The example below distills from Qwen3-235B-Instruct-2507 (teacher) into Qwen3-30B-Instruct-2507 (student) with \(K{=}20\). We sample a completion from the teacher, recover its top-K distribution at each generated position, and train the student to match it.
import tinker
import torch
from transformers import AutoTokenizer
tokenizer = AutoTokenizer.from_pretrained("Qwen/Qwen3-235B-A22B-Instruct-2507")
K = 20
service_client = tinker.ServiceClient()
teacher_sampling_client = await service_client.create_sampling_client_async(
base_model="Qwen/Qwen3-235B-A22B-Instruct-2507"
)
student_training_client = await service_client.create_lora_training_client_async(
base_model="Qwen/Qwen3-30B-A3B-Instruct-2507"
)
messages = [{"role": "user", "content": "Write a Python function to compute the nth Fibonacci number efficiently."}]
prompt_tokens = tokenizer.apply_chat_template(messages, add_generation_prompt=True)
# 1. Sample a completion from the teacher.
sample_response = await teacher_sampling_client.sample_async(
prompt=tinker.ModelInput.from_ints(prompt_tokens),
num_samples=1,
sampling_params=tinker.SamplingParams(max_tokens=512, temperature=0.7),
)
sampled_tokens = list(sample_response.sequences[0].tokens)
# 2. Teacher-force the completion to recover top-K logprobs at each position.
teacher_forced = tinker.ModelInput.from_ints(prompt_tokens + sampled_tokens)

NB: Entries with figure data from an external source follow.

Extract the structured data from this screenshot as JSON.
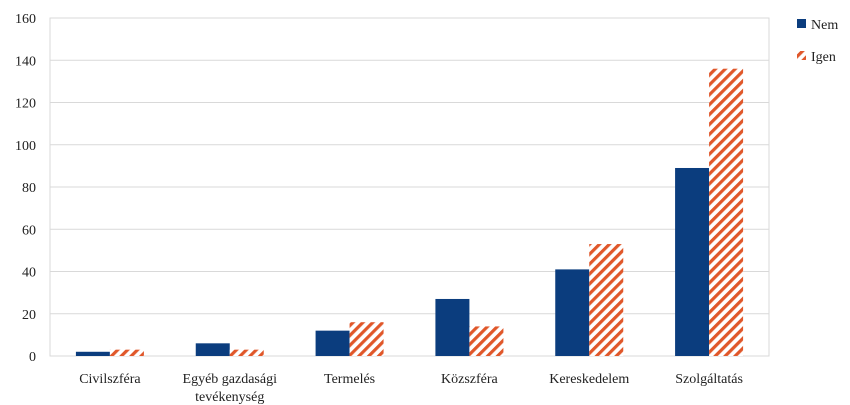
{
  "chart_data": {
    "type": "bar",
    "categories": [
      "Civilszféra",
      "Egyéb gazdasági tevékenység",
      "Termelés",
      "Közszféra",
      "Kereskedelem",
      "Szolgáltatás"
    ],
    "series": [
      {
        "name": "Nem",
        "values": [
          2,
          6,
          12,
          27,
          41,
          89
        ],
        "color": "#0b3d7e",
        "pattern": "solid"
      },
      {
        "name": "Igen",
        "values": [
          3,
          3,
          16,
          14,
          53,
          136
        ],
        "color": "#e0572a",
        "pattern": "diagonal-hatch"
      }
    ],
    "ylim": [
      0,
      160
    ],
    "yticks": [
      0,
      20,
      40,
      60,
      80,
      100,
      120,
      140,
      160
    ],
    "grid": true,
    "legend": "right",
    "title": "",
    "xlabel": "",
    "ylabel": ""
  }
}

topk_response = await teacher_sampling_client.sample_async(
prompt=teacher_forced,
num_samples=1,
sampling_params=tinker.SamplingParams(max_tokens=1),
include_prompt_logprobs=True,
topk_prompt_logprobs=K,
)
output_toks_with_logprobs = topk_response.topk_prompt_logprobs[len(prompt_tokens):]
seq_len = len(output_toks_with_logprobs)
teacher_tokens = torch.tensor(
[[tok_id for tok_id, _ in row] for row in output_toks_with_logprobs], dtype=torch.long
) # [seq_len, K]
teacher_logprobs = torch.tensor(
[[lp for _, lp in row] for row in output_toks_with_logprobs]
) # [seq_len, K]
# Renormalize teacher logprobs over top-K via logsumexp.
teacher_logprobs -= torch.logsumexp(teacher_logprobs, dim=-1, keepdim=True)
# Build shifted student_input: prompt + completion[:-1], so position t predicts token t+1.
student_input = prompt_tokens + sampled_tokens[:-1]
gen_start = len(prompt_tokens) - 1
target_tokens = torch.zeros(len(student_input), K, dtype=torch.long)
target_tokens[gen_start : gen_start + seq_len] = teacher_tokens
weights = torch.zeros(len(student_input), K)
weights[gen_start : gen_start + seq_len] = teacher_logprobs.exp()
datum = tinker.Datum(
model_input=tinker.ModelInput.from_ints(student_input),
loss_fn_inputs={
"target_tokens": target_tokens,
"weights": weights,
},
)
fwdbwd_future = await student_training_client.forward_backward_async(
[datum], loss_fn="cross_entropy"
)
fwdbwd_result = await fwdbwd_future.result_async()